I have no idea how to start a blog.
You’d think I would. I mean, there are approximately a zillion blogs already in existence and I’ve read my fair share of them. I guess it’s just different when you’re the one doing the writing.
You may have noticed my tagline, “only a decade after everyone else…” I think that pretty well sums up my feelings about starting this blog. I know blogging is old news. Everyone has a blog. There are many, many people out there doing this better than I ever will. I’m ok with that. For the most part. Just don’t tell me about all the other amazing bloggers out there, ok? Because then I’d get all depressed and start bingeing on ice cream. Specifically Ben & Jerry’s Late Night Snack. I highly recommend it for all your emotional eating needs. That or bourbon. Which is obviously a drink but is also highly recommended.
So, other than sub-par blogging, what should you expect here? I’m glad you asked!
1. Plenty of “mom talk”. I am a SAHM with two toddlers. It’s inevitable.
2. Many, many examples of bad grammar…run on sentences and superfluous commas like a mother fucker up in here. (If it gets totally out of control, you are certainly welcome to let me know. NICELY. I’m hacking these posts out during nap times and late at night, so have mercy, please.)
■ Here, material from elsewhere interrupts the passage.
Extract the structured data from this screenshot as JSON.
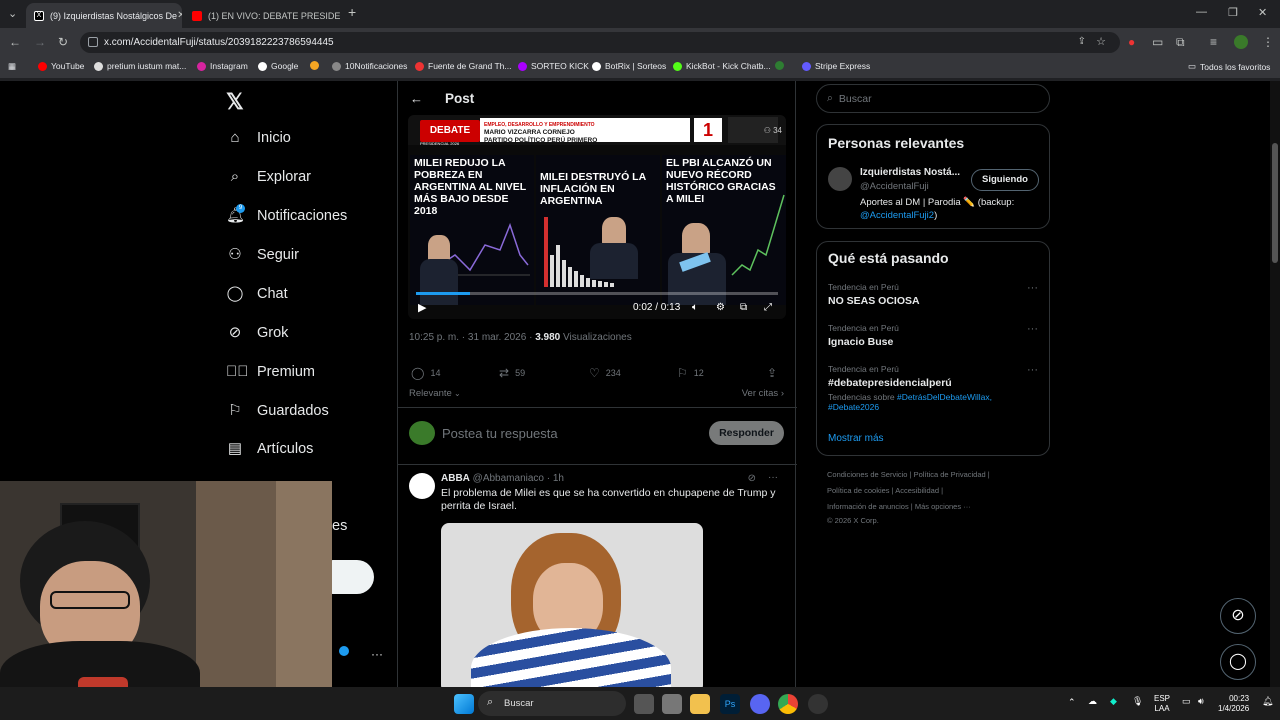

3. Profanity. Why? Because I like it and my inner sailor needs a place to be heard. Also, see #1; I have two toddlers. I have lots of reasons to want to curse and very little opportunity to do so. If that’s not your thing, no worries. But you should totally try it. SO cathartic. The cursing, not the toddlers. They’re great but definitely not cathartic. At all.
4. Fabulous recipes and lots of foodie type talk. I LOVE FOOD! I enjoy cooking for my family and love to entertain at my home. I can’t wait to share some of my favorite recipes with you!
5.The occasional book review or recommendation. I am a bookworm. I read mostly fiction these days, but I’m always interested in good books, so if you’ve read something great lately, let me know. I’d love to hear about it!
So let’s get to it, shall we? All those belligerent cookie recipes and child-rearing anecdotes aren’t going to write themselves, now are they?